Three reasons: Time, the speed of light, and extinction. If we can't get our stuff together and become an interstellar (or just space-faring) race, we will eventually go extinct, either due to our actions, or through natural catastrophe.
It is inevitable. How long can the average advanced intelligent society survive IF they do not spread beyond their home planet?
A few thousand years, perhaps...if they're/we're really lucky. The universe is billions of years old, and really, really big. 5 billion light years away = 5 billion years ago. A few thousand years, across that kind of time and space is like a tiny drop of water in an ocean, and imagine the life of that tiny drop of water - from interstellar space to our planet, to vapor, ice, water, and all around. Take two droplets of water from opposite sides of the ocean. What are the odds of them meeting? Slim, but not zero, not over time. There could be huge populations of interstellar species interacting in the "deep sky" clusters of galaxies, right this very minute, but we won't get that signal for another 5 billion years, which is around the time our sun will have expanded and turned our planet into a toasty tater-tot.

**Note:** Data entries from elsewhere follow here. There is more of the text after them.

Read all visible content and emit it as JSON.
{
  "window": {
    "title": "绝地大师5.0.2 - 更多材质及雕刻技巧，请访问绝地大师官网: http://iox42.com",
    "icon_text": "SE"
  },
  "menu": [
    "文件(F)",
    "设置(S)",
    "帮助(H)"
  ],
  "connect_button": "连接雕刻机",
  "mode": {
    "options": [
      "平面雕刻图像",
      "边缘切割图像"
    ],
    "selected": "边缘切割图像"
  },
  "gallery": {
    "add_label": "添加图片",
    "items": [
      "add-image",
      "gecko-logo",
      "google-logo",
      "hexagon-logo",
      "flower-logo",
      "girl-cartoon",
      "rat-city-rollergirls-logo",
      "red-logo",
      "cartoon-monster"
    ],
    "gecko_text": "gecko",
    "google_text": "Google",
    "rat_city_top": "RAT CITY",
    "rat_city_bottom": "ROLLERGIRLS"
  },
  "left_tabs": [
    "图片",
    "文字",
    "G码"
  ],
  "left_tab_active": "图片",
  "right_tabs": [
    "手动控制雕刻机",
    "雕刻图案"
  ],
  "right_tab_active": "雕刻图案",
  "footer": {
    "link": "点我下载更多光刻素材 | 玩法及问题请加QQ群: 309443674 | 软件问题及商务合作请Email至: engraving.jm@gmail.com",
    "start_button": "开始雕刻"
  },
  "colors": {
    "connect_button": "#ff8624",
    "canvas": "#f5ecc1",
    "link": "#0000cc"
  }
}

If humanity is to endure, we need to become a whole lot more advanced scientifically, and stop wasting what precious little time we have, as a species.
Speaking of which, I'd better go back to writing programs, since I have limited time to make enough money to give my kids the educational chance to evolve into the best humans they can be, and perhaps make more of a difference in this world than I have.
Jack 2 hours ago
A billion years from now in some far away galaxy some astronomer will discover a pathetic little planet that is in their habitual zone for life similar to theirs. They will write about this planet called H221a in the habitual zone Then they will end the article by saying that H221a has long since gone extinct. They will discuss just how H221a met its doom. Some wise guy sitting in a wheel chair drooling over his laptop will say through his artificial voice device that H221a met its fate just as we are about to do unless we reduce our carbon based emissions.
"You are in a world of sight and sound, that's the sign post ahead and you are about to enter the Twilight Zone."